Partial admission, which has the advantage of avoiding large losses while the turbine at low load operations, is widely used in regulating the power of turbomachinery. However, partial admission causes prominent unsteady flow, additional exciting forces and extra losses. Thus, it has great significance to investigate the characteristics of partial admission turbines. In this paper, efficiency and unsteady flow performance of a small two-stage subsonic axial turbine with partial admission are analyzed. Firstly, a 3-D model with four discontinuous equally-distributed nozzle blocks was built, and the computational grid, which only consisted of hexahedral mesh, was generated. Reynolds Averaged Navier-Stokes equations were solved by commercial software ANSYS-CFX and the RNG k-ε turbulence model was adopted.
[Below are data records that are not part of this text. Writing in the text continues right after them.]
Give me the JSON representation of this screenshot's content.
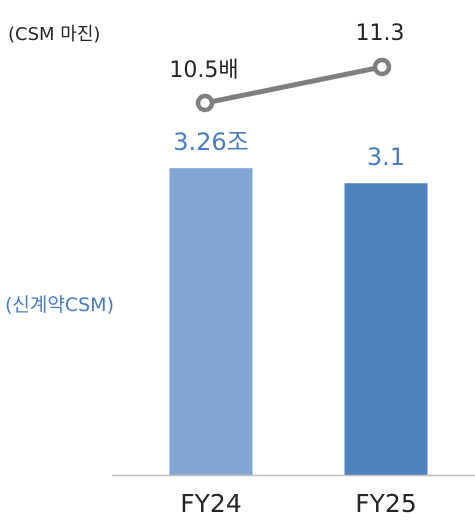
{
  "chart_data": {
    "type": "bar",
    "categories": [
      "FY24",
      "FY25"
    ],
    "series": [
      {
        "name": "(신계약CSM)",
        "values": [
          3.26,
          3.1
        ],
        "data_labels": [
          "3.26조",
          "3.1"
        ],
        "colors": [
          "#7fa5d0",
          "#4f81bd"
        ],
        "label_color": "#4a7cc0"
      }
    ],
    "line_series": {
      "name": "(CSM 마진)",
      "values": [
        10.5,
        11.3
      ],
      "data_labels": [
        "10.5배",
        "11.3"
      ],
      "color": "#7f7f7f"
    },
    "bar_ylim": [
      0,
      3.4
    ],
    "line_ylim": [
      0,
      14
    ],
    "title": "",
    "xlabel": "",
    "ylabel": "",
    "grid": false,
    "axis_color": "#bfbfbf",
    "text_color": "#262626"
  }
}
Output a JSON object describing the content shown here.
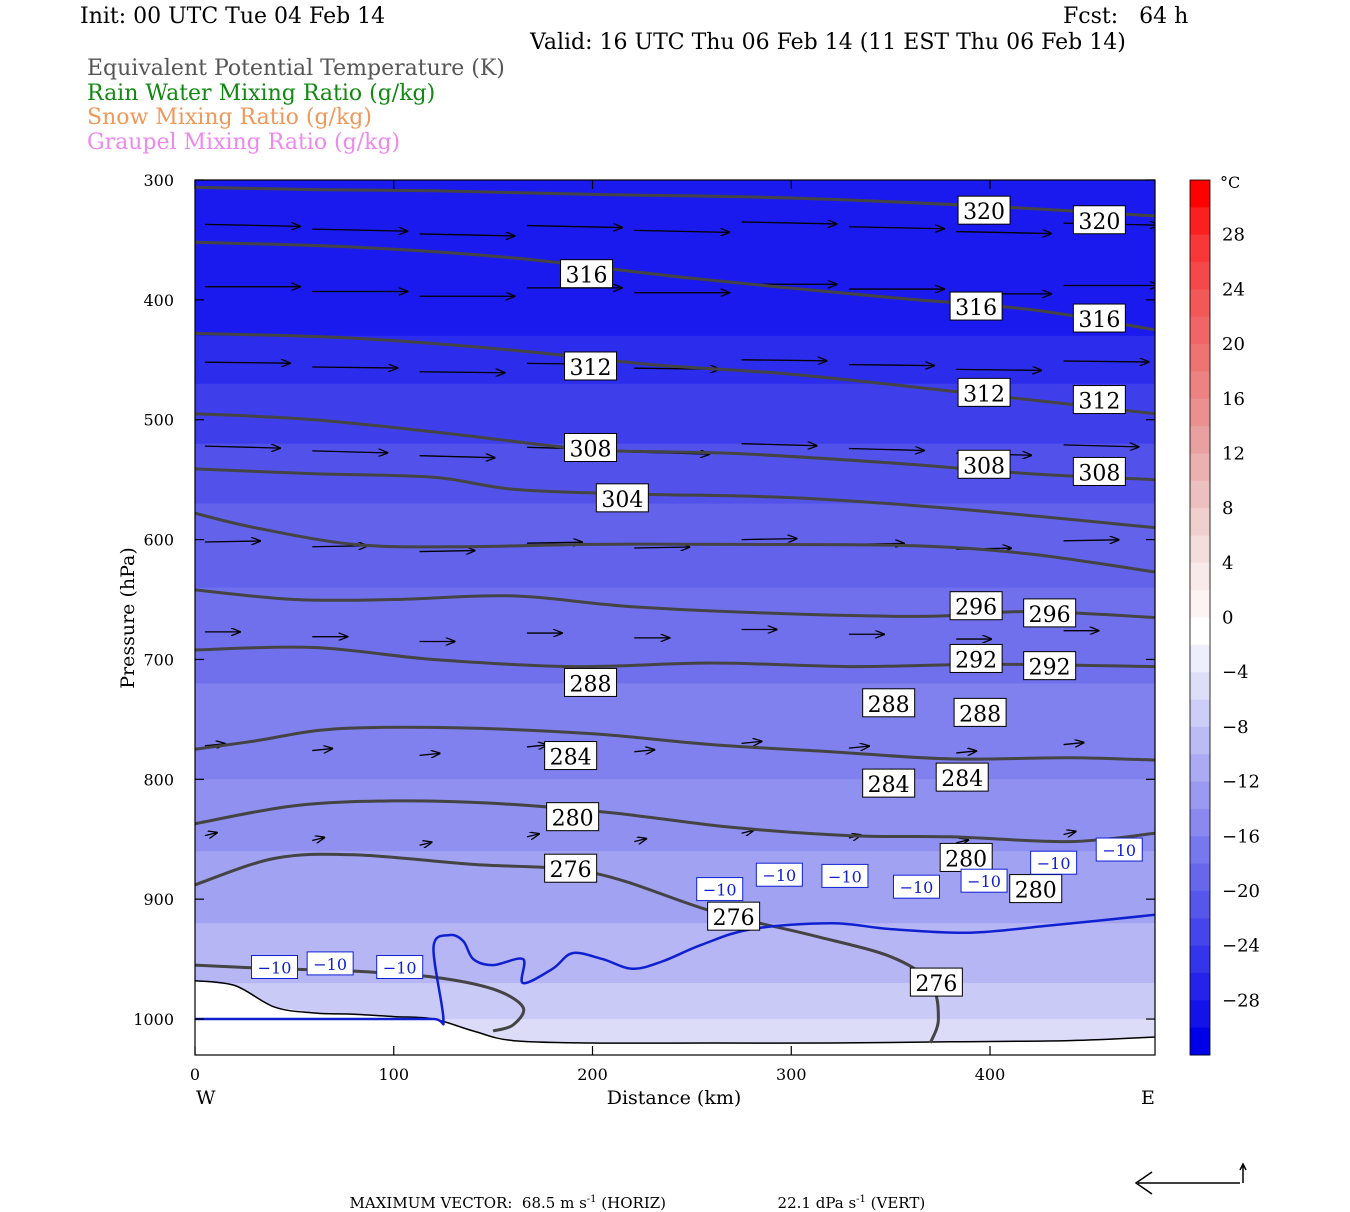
{
  "header": {
    "init": "Init: 00 UTC Tue 04 Feb 14",
    "fcst": "Fcst:   64 h",
    "valid": "Valid: 16 UTC Thu 06 Feb 14 (11 EST Thu 06 Feb 14)",
    "fields": [
      {
        "label": "Equivalent Potential Temperature (K)",
        "color": "#555555"
      },
      {
        "label": "Rain Water Mixing Ratio (g/kg)",
        "color": "#118811"
      },
      {
        "label": "Snow Mixing Ratio (g/kg)",
        "color": "#f0985a"
      },
      {
        "label": "Graupel Mixing Ratio (g/kg)",
        "color": "#ee88ee"
      }
    ]
  },
  "footer": {
    "max_vector": "MAXIMUM VECTOR:  68.5 m s",
    "horiz_exp": "-1",
    "horiz_unit": " (HORIZ)",
    "vert_val": "22.1 dPa s",
    "vert_exp": "-1",
    "vert_unit": " (VERT)"
  },
  "chart_data": {
    "type": "heatmap",
    "title": "",
    "xlabel": "Distance (km)",
    "ylabel": "Pressure (hPa)",
    "xlim": [
      0,
      483
    ],
    "ylim": [
      300,
      1030
    ],
    "x_ticks": [
      0,
      100,
      200,
      300,
      400
    ],
    "y_ticks": [
      300,
      400,
      500,
      600,
      700,
      800,
      900,
      1000
    ],
    "x_left_label": "W",
    "x_right_label": "E",
    "colorbar": {
      "unit": "°C",
      "labels": [
        "28",
        "24",
        "20",
        "16",
        "12",
        "8",
        "4",
        "0",
        "−4",
        "−8",
        "−12",
        "−16",
        "−20",
        "−24",
        "−28"
      ],
      "label_values": [
        28,
        24,
        20,
        16,
        12,
        8,
        4,
        0,
        -4,
        -8,
        -12,
        -16,
        -20,
        -24,
        -28
      ],
      "bounds": [
        32,
        30,
        28,
        26,
        24,
        22,
        20,
        18,
        16,
        14,
        12,
        10,
        8,
        6,
        4,
        2,
        0,
        -2,
        -4,
        -6,
        -8,
        -10,
        -12,
        -14,
        -16,
        -18,
        -20,
        -22,
        -24,
        -26,
        -28,
        -30,
        -32
      ],
      "colors": [
        "#ff0000",
        "#fb2020",
        "#f83838",
        "#f54848",
        "#f25858",
        "#f06666",
        "#ee7474",
        "#ec8282",
        "#ea9090",
        "#e9a0a0",
        "#ebb0b0",
        "#edc0c0",
        "#f0cfcf",
        "#f4dddd",
        "#f8eaea",
        "#fcf4f4",
        "#ffffff",
        "#eeeefc",
        "#dedef9",
        "#cdcdf7",
        "#bcbcf5",
        "#ababf3",
        "#9a9af1",
        "#8989ef",
        "#7878ee",
        "#6767ec",
        "#5656eb",
        "#4545eb",
        "#3434ea",
        "#2323ea",
        "#1212e9",
        "#0000e8"
      ]
    },
    "theta_e_contours": [
      {
        "level": 320,
        "points": [
          [
            0,
            306
          ],
          [
            60,
            308
          ],
          [
            120,
            309
          ],
          [
            200,
            312
          ],
          [
            300,
            315
          ],
          [
            400,
            322
          ],
          [
            483,
            330
          ]
        ],
        "labels": [
          [
            397,
            326
          ],
          [
            455,
            334
          ]
        ]
      },
      {
        "level": 316,
        "points": [
          [
            0,
            352
          ],
          [
            80,
            356
          ],
          [
            160,
            365
          ],
          [
            250,
            382
          ],
          [
            350,
            398
          ],
          [
            420,
            408
          ],
          [
            483,
            425
          ]
        ],
        "labels": [
          [
            197,
            379
          ],
          [
            393,
            406
          ],
          [
            455,
            416
          ]
        ]
      },
      {
        "level": 312,
        "points": [
          [
            0,
            428
          ],
          [
            80,
            432
          ],
          [
            160,
            442
          ],
          [
            230,
            454
          ],
          [
            300,
            462
          ],
          [
            380,
            476
          ],
          [
            483,
            495
          ]
        ],
        "labels": [
          [
            199,
            456
          ],
          [
            397,
            478
          ],
          [
            455,
            484
          ]
        ]
      },
      {
        "level": 308,
        "points": [
          [
            0,
            495
          ],
          [
            60,
            500
          ],
          [
            130,
            512
          ],
          [
            200,
            525
          ],
          [
            270,
            528
          ],
          [
            350,
            536
          ],
          [
            420,
            545
          ],
          [
            483,
            550
          ]
        ],
        "labels": [
          [
            199,
            524
          ],
          [
            397,
            538
          ],
          [
            455,
            544
          ]
        ]
      },
      {
        "level": 304,
        "points": [
          [
            0,
            541
          ],
          [
            60,
            545
          ],
          [
            120,
            548
          ],
          [
            160,
            558
          ],
          [
            220,
            562
          ],
          [
            300,
            565
          ],
          [
            380,
            574
          ],
          [
            483,
            590
          ]
        ],
        "labels": [
          [
            215,
            566
          ]
        ]
      },
      {
        "level": 300,
        "points": [
          [
            0,
            578
          ],
          [
            30,
            590
          ],
          [
            80,
            604
          ],
          [
            130,
            606
          ],
          [
            200,
            604
          ],
          [
            270,
            604
          ],
          [
            360,
            605
          ],
          [
            420,
            612
          ],
          [
            483,
            627
          ]
        ],
        "labels": []
      },
      {
        "level": 296,
        "points": [
          [
            0,
            642
          ],
          [
            50,
            650
          ],
          [
            100,
            650
          ],
          [
            160,
            647
          ],
          [
            220,
            656
          ],
          [
            300,
            662
          ],
          [
            370,
            664
          ],
          [
            420,
            660
          ],
          [
            483,
            665
          ]
        ],
        "labels": [
          [
            393,
            656
          ],
          [
            430,
            662
          ]
        ]
      },
      {
        "level": 292,
        "points": [
          [
            0,
            692
          ],
          [
            60,
            690
          ],
          [
            120,
            700
          ],
          [
            190,
            706
          ],
          [
            260,
            703
          ],
          [
            330,
            706
          ],
          [
            400,
            704
          ],
          [
            483,
            706
          ]
        ],
        "labels": [
          [
            393,
            700
          ],
          [
            430,
            706
          ]
        ]
      },
      {
        "level": 288,
        "points": [
          [
            0,
            775
          ],
          [
            30,
            768
          ],
          [
            70,
            758
          ],
          [
            130,
            757
          ],
          [
            200,
            762
          ],
          [
            260,
            771
          ],
          [
            320,
            777
          ],
          [
            380,
            783
          ],
          [
            440,
            782
          ],
          [
            483,
            784
          ]
        ],
        "labels": [
          [
            199,
            720
          ],
          [
            349,
            737
          ],
          [
            395,
            745
          ]
        ]
      },
      {
        "level": 284,
        "points": [
          [
            0,
            837
          ],
          [
            50,
            822
          ],
          [
            100,
            818
          ],
          [
            150,
            820
          ],
          [
            210,
            828
          ],
          [
            270,
            840
          ],
          [
            330,
            847
          ],
          [
            380,
            848
          ],
          [
            440,
            852
          ],
          [
            483,
            845
          ]
        ],
        "labels": [
          [
            189,
            781
          ],
          [
            349,
            804
          ],
          [
            386,
            799
          ]
        ]
      },
      {
        "level": 280,
        "points": [
          [
            0,
            888
          ],
          [
            40,
            866
          ],
          [
            80,
            863
          ],
          [
            140,
            871
          ],
          [
            200,
            878
          ],
          [
            260,
            910
          ],
          [
            310,
            930
          ],
          [
            350,
            948
          ],
          [
            370,
            970
          ],
          [
            374,
            1000
          ],
          [
            370,
            1020
          ]
        ],
        "labels": [
          [
            190,
            832
          ],
          [
            388,
            866
          ],
          [
            423,
            892
          ]
        ]
      },
      {
        "level": 276,
        "points": [
          [
            0,
            955
          ],
          [
            40,
            958
          ],
          [
            80,
            960
          ],
          [
            120,
            965
          ],
          [
            150,
            975
          ],
          [
            165,
            990
          ],
          [
            160,
            1005
          ],
          [
            150,
            1010
          ]
        ],
        "labels": [
          [
            189,
            875
          ],
          [
            271,
            915
          ],
          [
            373,
            970
          ]
        ]
      }
    ],
    "minus10C_isotherm": {
      "level": -10,
      "points": [
        [
          0,
          1000
        ],
        [
          30,
          1000
        ],
        [
          90,
          1000
        ],
        [
          120,
          1000
        ],
        [
          125,
          1000
        ],
        [
          120,
          940
        ],
        [
          128,
          930
        ],
        [
          135,
          935
        ],
        [
          140,
          950
        ],
        [
          150,
          955
        ],
        [
          165,
          950
        ],
        [
          165,
          970
        ],
        [
          180,
          958
        ],
        [
          190,
          945
        ],
        [
          205,
          950
        ],
        [
          220,
          958
        ],
        [
          235,
          952
        ],
        [
          255,
          938
        ],
        [
          280,
          925
        ],
        [
          320,
          920
        ],
        [
          350,
          925
        ],
        [
          390,
          928
        ],
        [
          430,
          922
        ],
        [
          483,
          913
        ]
      ],
      "labels": [
        [
          40,
          957
        ],
        [
          68,
          954
        ],
        [
          103,
          957
        ],
        [
          264,
          892
        ],
        [
          294,
          880
        ],
        [
          327,
          881
        ],
        [
          363,
          890
        ],
        [
          397,
          885
        ],
        [
          432,
          870
        ],
        [
          465,
          859
        ]
      ]
    },
    "wind_vectors": [
      {
        "row_p": 340,
        "arrows": "horizontal, strong westerly"
      },
      {
        "row_p": 600,
        "arrows": "horizontal, moderate westerly"
      },
      {
        "row_p": 800,
        "arrows": "weak, northeastward near surface"
      }
    ]
  }
}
Secondly, to investigate the influence of admission modes, two partial admission modes (A-two diagonal valve opening; B-two adjacent valves opening) were analyzed separately and compared with the full admission situation (Mode C). Finally, the turbine performances in Mode A and B at other speeds (75% and 110% of rated speed) were analyzed and pressure distributions at three different heights (10%, 50% and 90% of the blade height) were investigated in detail. The results indicated that partial admission could cause extra mixture losses and lead to lower efficiency. Among these kinds of modes, full admission (Mode C) performed best in efficiency, and Mode B performed better than Mode A under partial admission conditions. Furthermore, strong non-uniformity was found in circumferential direction and large pressure drop occurred at the gap between two admission blocks due to expansion effects. The computational results also showed that the flow parameter fluctuations attenuated evidently in the downstream stages and the pressure vibration mainly occurred after nozzle stages. Strong vortices and backflow can be noticed at the pressure side of the active nozzle boxes. Additionally, the rotational speed has a great influence on the performance of turbine. Higher rotational speed led to bigger efficiency and smoother pressure distribution. And the alteration trend becomes slow at high speed.